Dopo 90 km dal via, l’inizio della Cima Coppi, il Giau.
«9,9 chilometri, con una pendenza media del 9,3 per cento e tratti al 14. Una sola parola per definirlo: infinito».
Il Falzarego non ha difficoltà eccessiva.
«Sono 10 chilometri facili, pendenza del 5,6 per cento. Ma, proprio perché facile, devi scalarlo con intelligenza, senza strafare. Devi salvarti la gamba per il finale dei Piani di Pezzè, una salita sulla quale non ho mai pedalato.
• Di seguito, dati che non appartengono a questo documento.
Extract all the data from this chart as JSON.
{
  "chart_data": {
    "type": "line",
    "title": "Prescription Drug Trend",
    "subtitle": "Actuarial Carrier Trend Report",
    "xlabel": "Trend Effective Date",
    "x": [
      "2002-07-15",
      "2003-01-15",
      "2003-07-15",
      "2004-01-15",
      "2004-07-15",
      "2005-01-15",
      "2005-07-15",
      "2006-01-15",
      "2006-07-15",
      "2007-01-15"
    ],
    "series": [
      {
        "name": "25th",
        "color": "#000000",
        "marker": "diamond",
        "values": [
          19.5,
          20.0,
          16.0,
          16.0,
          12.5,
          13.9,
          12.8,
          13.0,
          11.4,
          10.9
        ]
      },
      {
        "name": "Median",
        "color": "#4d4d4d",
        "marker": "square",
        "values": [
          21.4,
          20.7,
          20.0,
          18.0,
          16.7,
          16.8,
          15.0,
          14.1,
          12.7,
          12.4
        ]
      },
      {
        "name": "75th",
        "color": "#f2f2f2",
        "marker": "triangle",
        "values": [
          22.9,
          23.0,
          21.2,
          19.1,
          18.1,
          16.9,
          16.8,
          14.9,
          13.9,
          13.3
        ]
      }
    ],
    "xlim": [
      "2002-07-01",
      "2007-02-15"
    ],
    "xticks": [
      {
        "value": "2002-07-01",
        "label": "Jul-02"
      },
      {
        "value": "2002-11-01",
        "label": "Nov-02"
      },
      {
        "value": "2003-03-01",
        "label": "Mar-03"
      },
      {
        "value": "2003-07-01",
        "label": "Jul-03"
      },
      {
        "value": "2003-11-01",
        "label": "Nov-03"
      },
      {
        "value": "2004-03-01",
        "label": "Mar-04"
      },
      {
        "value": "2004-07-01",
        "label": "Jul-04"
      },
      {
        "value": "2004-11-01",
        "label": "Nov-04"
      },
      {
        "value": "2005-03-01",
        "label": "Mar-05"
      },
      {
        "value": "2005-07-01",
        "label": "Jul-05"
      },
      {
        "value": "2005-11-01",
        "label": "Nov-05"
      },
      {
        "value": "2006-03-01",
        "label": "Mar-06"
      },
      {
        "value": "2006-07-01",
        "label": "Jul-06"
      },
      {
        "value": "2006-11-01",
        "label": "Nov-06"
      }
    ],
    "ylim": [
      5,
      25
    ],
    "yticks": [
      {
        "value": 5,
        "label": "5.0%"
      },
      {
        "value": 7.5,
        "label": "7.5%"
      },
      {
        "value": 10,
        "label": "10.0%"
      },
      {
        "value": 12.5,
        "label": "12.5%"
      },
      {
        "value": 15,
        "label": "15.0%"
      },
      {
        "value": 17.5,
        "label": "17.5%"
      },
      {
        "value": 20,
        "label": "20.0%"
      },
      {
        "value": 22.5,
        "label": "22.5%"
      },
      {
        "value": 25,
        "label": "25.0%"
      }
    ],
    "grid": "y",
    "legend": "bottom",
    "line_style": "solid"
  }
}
Non è lunga ma è impegnativa: 5 chilometri con una pendenza media che sfiora il 10 per cento. È tanta roba. Anche perché i corridori dovranno affrontarla avendo già tantissimi metri di dislivello nelle gambe». Chi vincerà? «Secondo me Vingegaard non vorrà lasciarsi sfuggire un traguardo come quello dei Piani di Pezzè».
Gran protagonista sarà anche il pubblico.
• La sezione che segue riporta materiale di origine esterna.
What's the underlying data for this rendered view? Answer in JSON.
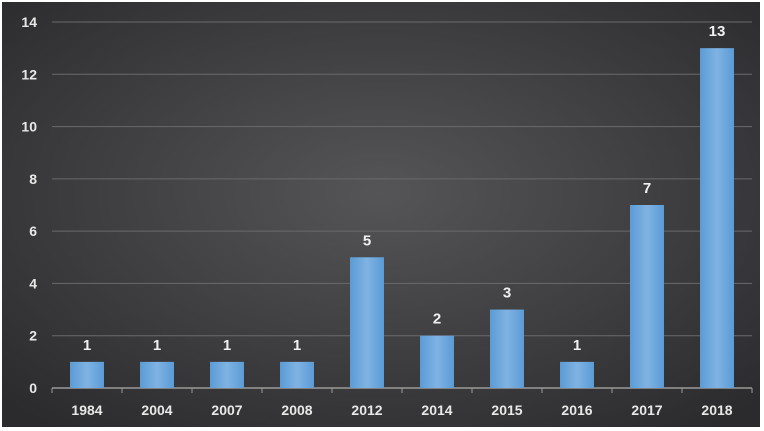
{
  "chart_data": {
    "type": "bar",
    "title": "",
    "xlabel": "",
    "ylabel": "",
    "categories": [
      "1984",
      "2004",
      "2007",
      "2008",
      "2012",
      "2014",
      "2015",
      "2016",
      "2017",
      "2018"
    ],
    "values": [
      1,
      1,
      1,
      1,
      5,
      2,
      3,
      1,
      7,
      13
    ],
    "ylim": [
      0,
      14
    ],
    "yticks": [
      0,
      2,
      4,
      6,
      8,
      10,
      12,
      14
    ],
    "grid": true,
    "legend": "none",
    "colors": {
      "bar": "#5b9bd5",
      "bar_light": "#7fb3e3",
      "background_center": "#555558",
      "background_edge": "#2b2b2d",
      "gridline": "#6a6a6d",
      "axis": "#9a9a9a",
      "text": "#e8e8e8"
    }
  }
}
«Senza dubbio alcuno. Una tappa come la Feltre – Alleghe è spettacolare per le difficoltà tecniche e per i paesaggi incantevoli, ma anche per i tanti appassionati che sono sulla strada ad aspettare i ciclisti. Il pubblico è spesso un fattore determinante nelle giornate di montagna, ti aiuta a spegnere il ma di gambe e ti spinge oltre».
Questo Giro ti piace?
«Sì. Mancano nomi importanti, è vero, ma ci sono tanti motivi di interesse. A cominciare da un giovane come Davide Piganzoli che, oltre che il gregario per Vingegaard, sta facendo la sua corsa. È un ragazzo a tenere d’occhio. Così come Giulio Pellizzari, un atleta che ha dimostrato di esserci ma che qualche problema di salute ha fatto scivolare indietro in classifica. Il marchigiano, comunque, c’è».
Vingegaard?
«Sta correndo in controllo assoluto. Non è neanche al cento per cento della forma».
Potrà battere Pogacar al Tour?
«Se Pogacar è quello che abbiamo visto a inizio stagione, dovrà essere già contento di riuscire a stargli a ruota».
Questo ciclismo di fenomeni ti piace?
«No. Avere un numero limitato, anzi limitatissimo di corridori che può vincere penalizza lo spettacolo».
Dieci anni fa la tua ultima stagione da professionista e il tuo ultimo Giro.
«Non partimmo benissimo noi dell’Astana. Invece nella parte finale riuscimmo a ribaltare la situazione e a vincere con Nibali. Grazie all’immensa classe del siciliano e grazie a un ottimo lavoro di squadra».
Due anni prima, al Giro “rischiasti” di vincere la Lugo - Sestola.
«Mi feci battere dalla freddezza e dalla grande esperienza dell’olandese. Ma anche dalla mia agitazione. L’emozione di trovarmi lì davanti a giocarmi una tappa del Giro, sogno di ogni corridore italiano, mi tradì».